Another example of online emotion assessment is [125] where the authors designed a fuzzy emotion detection system for the purpose of studying emotions during game play. However, no online accuracy is reported for their system. Instead, the authors directly use the assessed emotions to compare different game play conditions. One of the most relevant studies concerning online emotion recognition is certainly [25] where pleasure (low vs. high) is assessed from the physiological signals of autistic children in order to adapt the behavior of a robot arm playing with them.

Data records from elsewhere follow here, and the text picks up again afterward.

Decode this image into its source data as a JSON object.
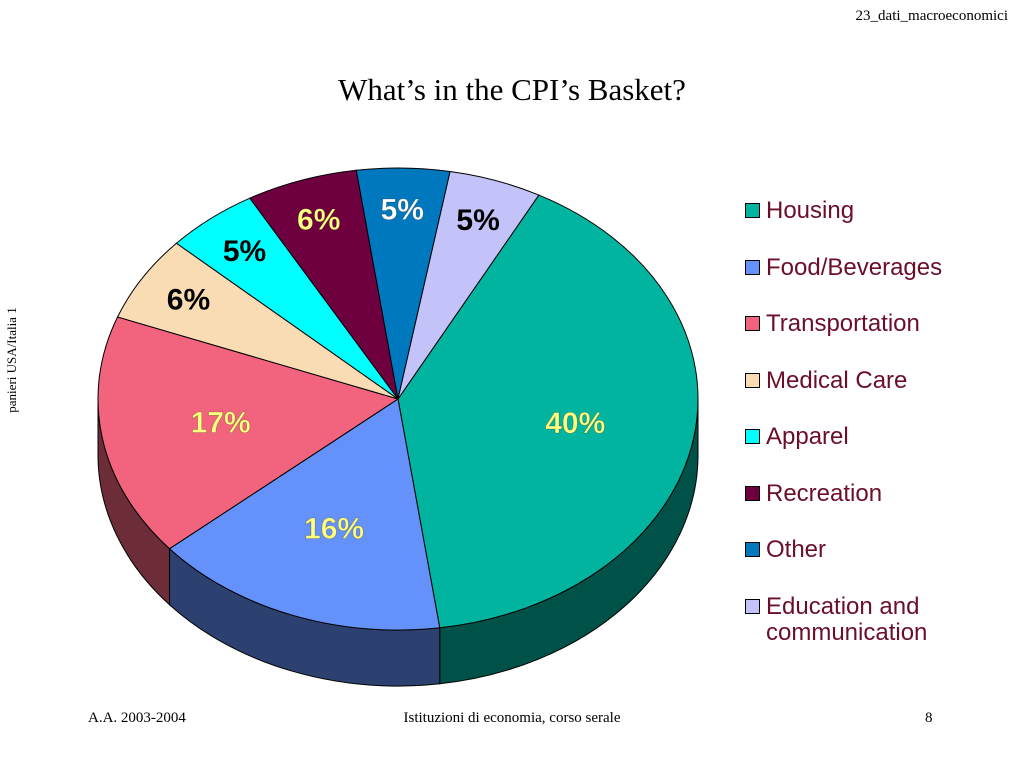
{
  "header": {
    "file_name": "23_dati_macroeconomici"
  },
  "side_label": "panieri USA/Italia 1",
  "footer": {
    "left": "A.A. 2003-2004",
    "center": "Istituzioni di economia, corso serale",
    "right": "8"
  },
  "chart_data": {
    "type": "pie",
    "title": "What’s in the CPI’s Basket?",
    "legend_position": "right",
    "series": [
      {
        "name": "Housing",
        "value": 40,
        "label": "40%",
        "color": "#00b4a0",
        "label_color": "#ffff80"
      },
      {
        "name": "Food/Beverages",
        "value": 16,
        "label": "16%",
        "color": "#6491fa",
        "label_color": "#ffff80"
      },
      {
        "name": "Transportation",
        "value": 17,
        "label": "17%",
        "color": "#f2647d",
        "label_color": "#ffff80"
      },
      {
        "name": "Medical Care",
        "value": 6,
        "label": "6%",
        "color": "#fadcb4",
        "label_color": "#000000"
      },
      {
        "name": "Apparel",
        "value": 5,
        "label": "5%",
        "color": "#00ffff",
        "label_color": "#000000"
      },
      {
        "name": "Recreation",
        "value": 6,
        "label": "6%",
        "color": "#6e0040",
        "label_color": "#ffff80"
      },
      {
        "name": "Other",
        "value": 5,
        "label": "5%",
        "color": "#0078be",
        "label_color": "#ffffff"
      },
      {
        "name": "Education and communication",
        "value": 5,
        "label": "5%",
        "color": "#c3c3fa",
        "label_color": "#000000"
      }
    ]
  }
}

The objective is to construct a robot able to change its gaming strategies as a psychologist would do. In this case the authors reported an average online accuracy of 81.1%

when the two assessed emotional classes where compared to a ground-truth based on psychologist judgments. In this study, emotions were assessed while the children were interacting with the robot thus showing the possibility of emotion assessment for applications in a real HMI environment.